I have gotten some pushback from professional fiduciaries about my advocacy of index funds when investing money belonging to the disabled. The complaint is that the professional fiduciaries have too much to do already. They can't be expected to understand the intricacies of investment, diversification, risk, and the prudent investor rule. Thus, they should be allowed to contract out that aspect of the job to experts.
It is a good point, but not a great point. I don't think the job is that difficult these days if one was a rudimentary understanding of money and math, but I am a nerd and it may be unfair to expect others to share my interests.
However, professional fiduciaries who hire financial advisers to help manage the money of the disabled are required each year to disclose the amount paid to these advisers. No professional fiduciary wants to have that disclosure be an embarrassment.
Disclosing how much is paid to most commission-based financial adviser is not easy. The fee is not listed anywhere in those thick quarterly statements that many brokerages send their clients. In dealing with one national brokerage I have had to write a separate form for the agent to fill in the amount of his firm's fees. I was always shocked by how high it was.

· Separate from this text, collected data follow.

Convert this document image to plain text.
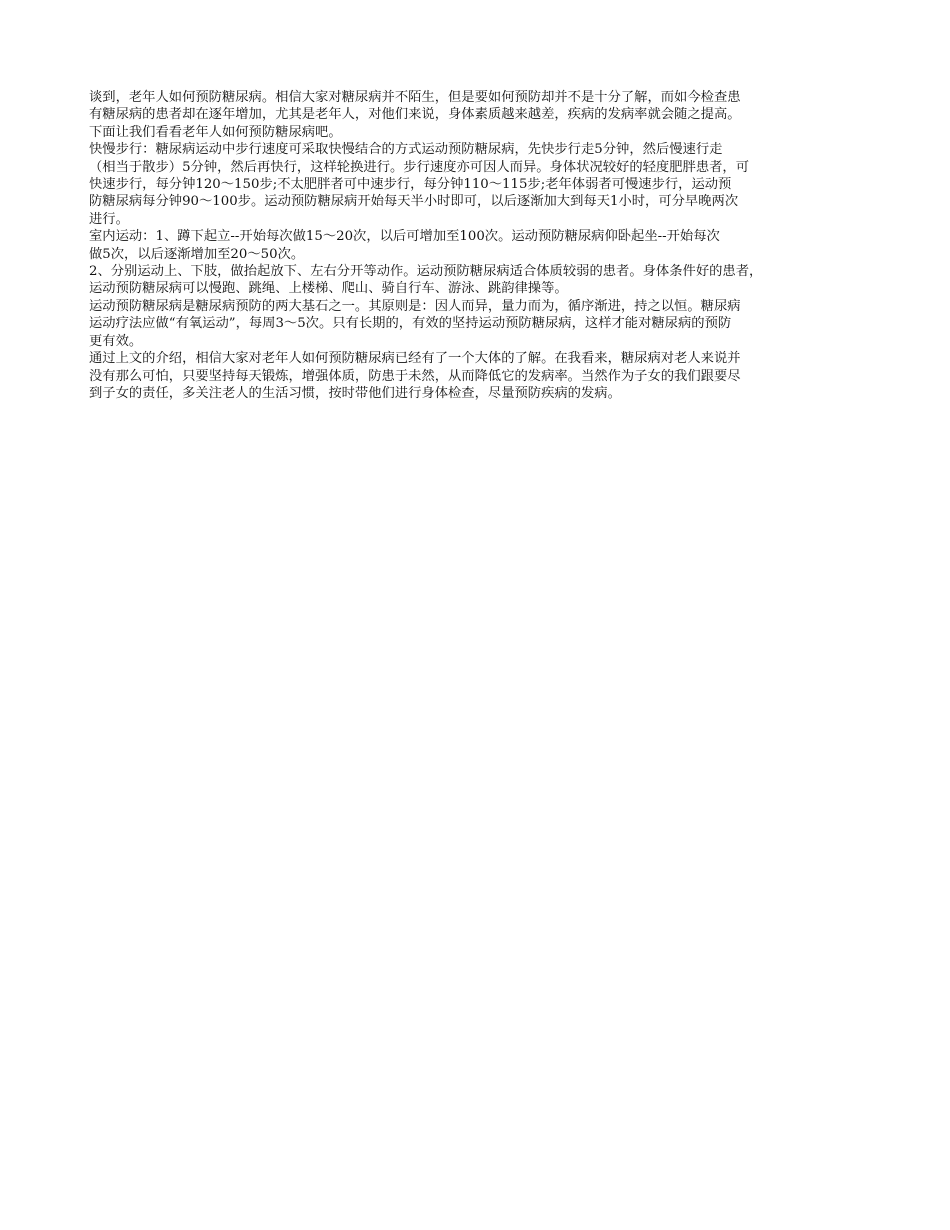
谈到，老年人如何预防糖尿病。相信大家对糖尿病并不陌生，但是要如何预防却并不是十分了解，而如今检查患
有糖尿病的患者却在逐年增加，尤其是老年人，对他们来说，身体素质越来越差，疾病的发病率就会随之提高。
下面让我们看看老年人如何预防糖尿病吧。
快慢步行：糖尿病运动中步行速度可采取快慢结合的方式运动预防糖尿病，先快步行走5分钟，然后慢速行走
（相当于散步）5分钟，然后再快行，这样轮换进行。步行速度亦可因人而异。身体状况较好的轻度肥胖患者，可
快速步行，每分钟120～150步;不太肥胖者可中速步行，每分钟110～115步;老年体弱者可慢速步行，运动预
防糖尿病每分钟90～100步。运动预防糖尿病开始每天半小时即可，以后逐渐加大到每天1小时，可分早晚两次
进行。
室内运动：1、蹲下起立--开始每次做15～20次，以后可增加至100次。运动预防糖尿病仰卧起坐--开始每次
做5次，以后逐渐增加至20～50次。
2、分别运动上、下肢，做抬起放下、左右分开等动作。运动预防糖尿病适合体质较弱的患者。身体条件好的患者，
运动预防糖尿病可以慢跑、跳绳、上楼梯、爬山、骑自行车、游泳、跳韵律操等。
运动预防糖尿病是糖尿病预防的两大基石之一。其原则是：因人而异，量力而为，循序渐进，持之以恒。糖尿病
运动疗法应做“有氧运动”，每周3～5次。只有长期的，有效的坚持运动预防糖尿病，这样才能对糖尿病的预防
更有效。
通过上文的介绍，相信大家对老年人如何预防糖尿病已经有了一个大体的了解。在我看来，糖尿病对老人来说并
没有那么可怕，只要坚持每天锻炼，增强体质，防患于未然，从而降低它的发病率。当然作为子女的我们跟要尽
到子女的责任，多关注老人的生活习惯，按时带他们进行身体检查，尽量预防疾病的发病。
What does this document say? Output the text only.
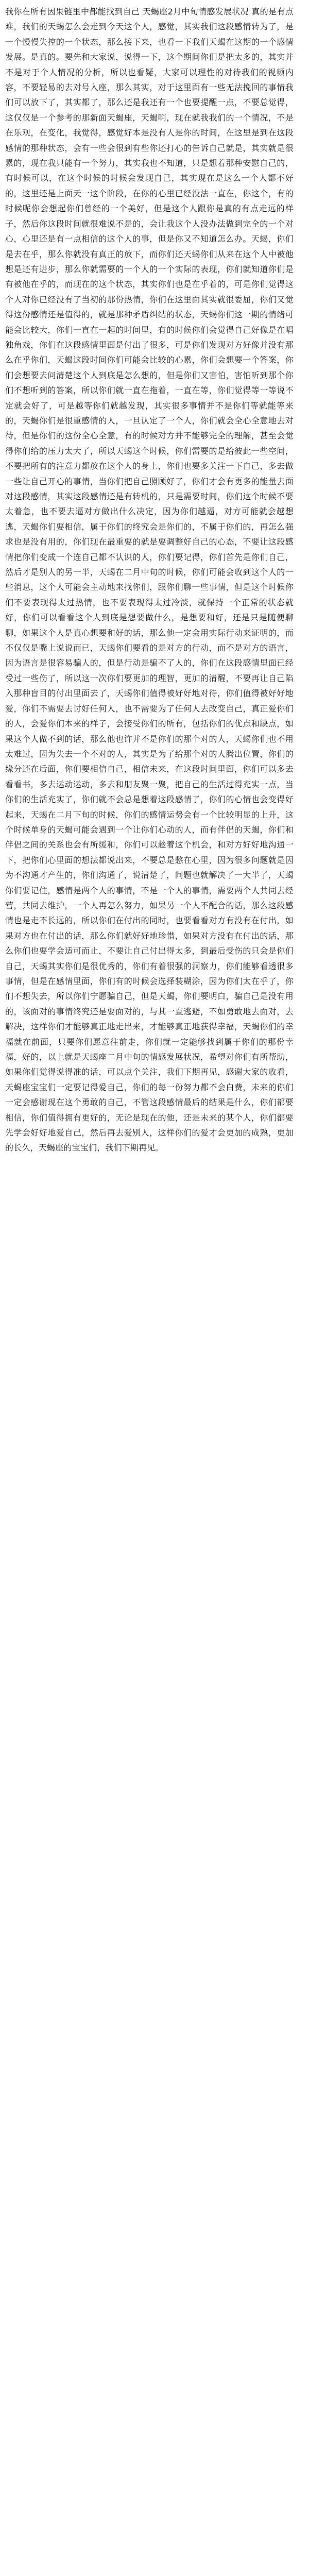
我你在所有因果链里中都能找到自己 天蝎座2月中旬情感发展状况 真的是有点难，我们的天蝎怎么会走到今天这个人，感觉，其实我们这段感情转为了，是一个慢慢失控的一个状态，那么接下来，也看一下我们天蝎在这期的一个感情发展。是真的。要先和大家说，说得一下，这个期间你们是把太多的，其实并不是对于个人情况的分析，所以也看疑，大家可以理性的对待我们的视频内容，不要轻易的去对号入座，那么其实，对于这里面有一些无法挽回的事情我们可以放下了，其实都了，那么还是我还有一个也要提醒一点，不要总觉得，这仅仅是一个参考的那新面天蝎座，天蝎啊，现在就我我们的一个情况，不是在乐观，在变化，我觉得，感觉好本是没有人是你的时间，在这里是到在这段感情的那种状态，会有一些会很到有些你还打心的告诉自己就是，其实就是很累的，现在我只能有一个努力，其实我也不知道，只是想着那种安慰自己的，有时候可以，在这个时候的时候会发现自己，其实现在是这么一个人都不好的，这里还是上面天一这个阶段，在你的心里已经没法一直在，你这个，有的时候呢你会想起你们曾经的一个美好，但是这个人跟你是真的有点走远的样子，然后你这段时间就很难说不是的，会让我这个人没办法做到完全的一个对心，心里还是有一点相信的这个人的事，但是你又不知道怎么办。天蝎，你们是去在乎，那么你就没有真正的放下，而你们还天蝎你们从来在这个人中被他想是还有进步，那么你就需要的一个人的一个实际的表现，你们就知道你们是有被他在乎的，而现在的这个状态，其实你们也是在乎着的，可是你们觉得这个人对你已经没有了当初的那份热情，你们在这里面其实就很委屈，你们又觉得这份感情还是值得的，就是那种矛盾纠结的状态，天蝎你们这一期的情绪可能会比较大，你们一直在一起的时间里，有的时候你们会觉得自己好像是在唱独角戏，你们在这段感情里面是付出了很多，可是你们发现对方好像并没有那么在乎你们，天蝎这段时间你们可能会比较的心累，你们会想要一个答案，你们会想要去问清楚这个人到底是怎么想的，但是你们又害怕，害怕听到那个你们不想听到的答案，所以你们就一直在拖着，一直在等，你们觉得等一等说不定就会好了，可是越等你们就越发现，其实很多事情并不是你们等就能等来的，天蝎你们是很重感情的人，一旦认定了一个人，你们就会全心全意地去对待，但是你们的这份全心全意，有的时候对方并不能够完全的理解，甚至会觉得你们给的压力太大了，所以天蝎这个时候，你们需要的是给彼此一些空间，不要把所有的注意力都放在这个人的身上，你们也要多关注一下自己，多去做一些让自己开心的事情，当你们把自己照顾好了，你们才会有更多的能量去面对这段感情，其实这段感情还是有转机的，只是需要时间，你们这个时候不要太着急，也不要去逼对方做出什么决定，因为你们越逼，对方可能就会越想逃，天蝎你们要相信，属于你们的终究会是你们的，不属于你们的，再怎么强求也是没有用的，你们现在最重要的就是要调整好自己的心态，不要让这段感情把你们变成一个连自己都不认识的人，你们要记得，你们首先是你们自己，然后才是别人的另一半，天蝎在二月中旬的时候，你们可能会收到这个人的一些消息，这个人可能会主动地来找你们，跟你们聊一些事情，但是这个时候你们不要表现得太过热情，也不要表现得太过冷淡，就保持一个正常的状态就好，你们可以看看这个人到底是想要做什么，是想要和好，还是只是随便聊聊，如果这个人是真心想要和好的话，那么他一定会用实际行动来证明的，而不仅仅是嘴上说说而已，天蝎你们要看的是对方的行动，而不是对方的语言，因为语言是很容易骗人的，但是行动是骗不了人的，你们在这段感情里面已经受过一些伤了，所以这一次你们要更加的理智，更加的清醒，不要再让自己陷入那种盲目的付出里面去了，天蝎你们值得被好好地对待，你们值得被好好地爱，你们不需要去讨好任何人，也不需要为了任何人去改变自己，真正爱你们的人，会爱你们本来的样子，会接受你们的所有，包括你们的优点和缺点，如果这个人做不到的话，那么他也许并不是你们的那个对的人，天蝎你们也不用太难过，因为失去一个不对的人，其实是为了给那个对的人腾出位置，你们的缘分还在后面，你们要相信自己，相信未来，在这段时间里面，你们可以多去看看书，多去运动运动，多去和朋友聚一聚，把自己的生活过得充实一点，当你们的生活充实了，你们就不会总是想着这段感情了，你们的心情也会变得好起来，天蝎在二月下旬的时候，你们的感情运势会有一个比较明显的上升，这个时候单身的天蝎可能会遇到一个让你们心动的人，而有伴侣的天蝎，你们和伴侣之间的关系也会有所缓和，你们可以趁着这个机会，和对方好好地沟通一下，把你们心里面的想法都说出来，不要总是憋在心里，因为很多问题就是因为不沟通才产生的，你们沟通了，说清楚了，问题也就解决了一大半了，天蝎你们要记住，感情是两个人的事情，不是一个人的事情，需要两个人共同去经营，共同去维护，一个人再怎么努力，如果另一个人不配合的话，那么这段感情也是走不长远的，所以你们在付出的同时，也要看看对方有没有在付出，如果对方也在付出的话，那么你们就好好地珍惜，如果对方没有在付出的话，那么你们也要学会适可而止，不要让自己付出得太多，到最后受伤的只会是你们自己，天蝎其实你们是很优秀的，你们有着很强的洞察力，你们能够看透很多事情，但是在感情里面，你们有的时候会选择装糊涂，因为你们太在乎了，你们不想失去，所以你们宁愿骗自己，但是天蝎，你们要明白，骗自己是没有用的，该面对的事情终究还是要面对的，与其一直逃避，不如勇敢地去面对，去解决，这样你们才能够真正地走出来，才能够真正地获得幸福，天蝎你们的幸福就在前面，只要你们愿意往前走，你们就一定能够找到属于你们的那份幸福，好的，以上就是天蝎座二月中旬的情感发展状况，希望对你们有所帮助，如果你们觉得说得准的话，可以点个关注，我们下期再见，感谢大家的收看，天蝎座宝宝们一定要记得爱自己，你们的每一份努力都不会白费，未来的你们一定会感谢现在这个勇敢的自己，不管这段感情最后的结果是什么，你们都要相信，你们值得拥有更好的，无论是现在的他，还是未来的某个人，你们都要先学会好好地爱自己，然后再去爱别人，这样你们的爱才会更加的成熟，更加的长久，天蝎座的宝宝们，我们下期再见。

I think the solution to both the disclosure problem and the excessive fee problem lies in Oregon conservators hiring "fee only" financial advisers who charge either by the hour or the project. (Avoid paying a percentage of the assets managed unless this works out to rate under $200 per hour). These guys and gals get paid directly by the person who is hiring them. The money comes from the client, not from the manager of the product they recommend. They are not influenced by the commission associated with the product because there is no commission. Because the fiduciary will be writing the check for the fee, it will be easy to make that disclosure at the end of the year. And in most cases, the fee itself is going to be lower than the fee paid to commissioned agents.

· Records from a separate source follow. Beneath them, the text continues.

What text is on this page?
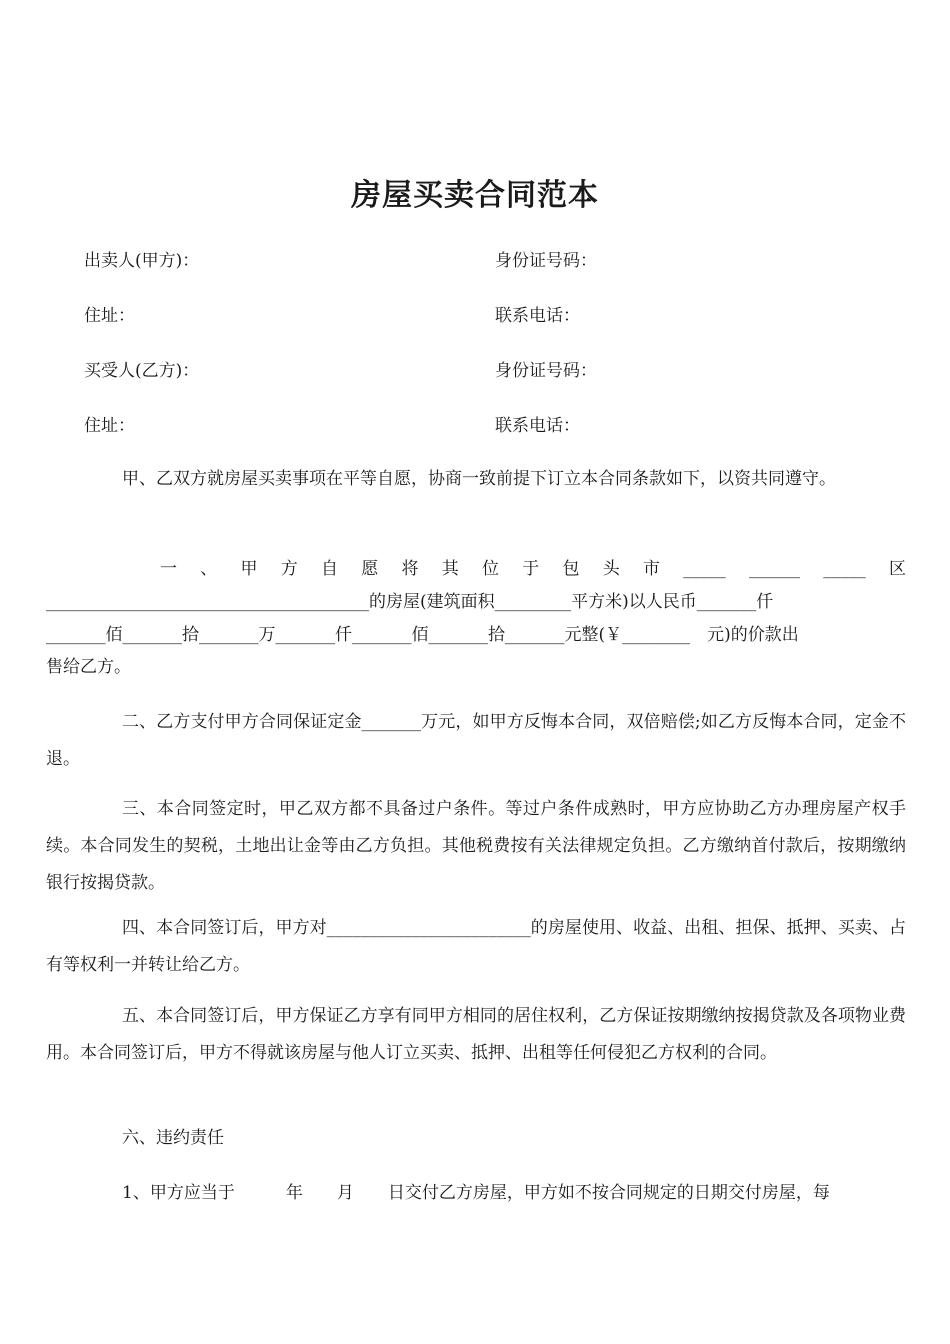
房屋买卖合同范本
出卖人(甲方)：	身份证号码：
住址：	联系电话：
买受人(乙方)：	身份证号码：
住址：	联系电话：
甲、乙双方就房屋买卖事项在平等自愿，协商一致前提下订立本合同条款如下，以资共同遵守。
一 、 甲 方 自 愿 将 其 位 于 包 头 市 _____ ______ _____ 区
______________________________________的房屋(建筑面积_________平方米)以人民币_______仟
_______佰_______拾_______万_______仟_______佰_______拾_______元整(￥________　元)的价款出
售给乙方。
二、乙方支付甲方合同保证定金_______万元，如甲方反悔本合同，双倍赔偿;如乙方反悔本合同，定金不退。
三、本合同签定时，甲乙双方都不具备过户条件。等过户条件成熟时，甲方应协助乙方办理房屋产权手续。本合同发生的契税，土地出让金等由乙方负担。其他税费按有关法律规定负担。乙方缴纳首付款后，按期缴纳银行按揭贷款。
四、本合同签订后，甲方对________________________的房屋使用、收益、出租、担保、抵押、买卖、占有等权利一并转让给乙方。
五、本合同签订后，甲方保证乙方享有同甲方相同的居住权利，乙方保证按期缴纳按揭贷款及各项物业费用。本合同签订后，甲方不得就该房屋与他人订立买卖、抵押、出租等任何侵犯乙方权利的合同。
六、违约责任
1、甲方应当于　　　年　　月　　日交付乙方房屋，甲方如不按合同规定的日期交付房屋，每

Fee only financial advisers often advertise at the Fee Only Network website. Portland fee only advisers can be found here.
By selecting a fee only adviser, Oregon conservators can assure that their clients investments are not being skewered by the commission associated with the investment and that they will have a comprehensible statement of fees to present to the court.
Now, I happen to think that a fee only adviser will often suggest the safety and predictability of index funds for disabled clients. If, however, I am wrong and the independent adviser suggests a fund with a three percent cost ratio, at the very least the conservator has the safety of being able to tell the court that the investment advice was not influenced the commission the adviser got from the sale.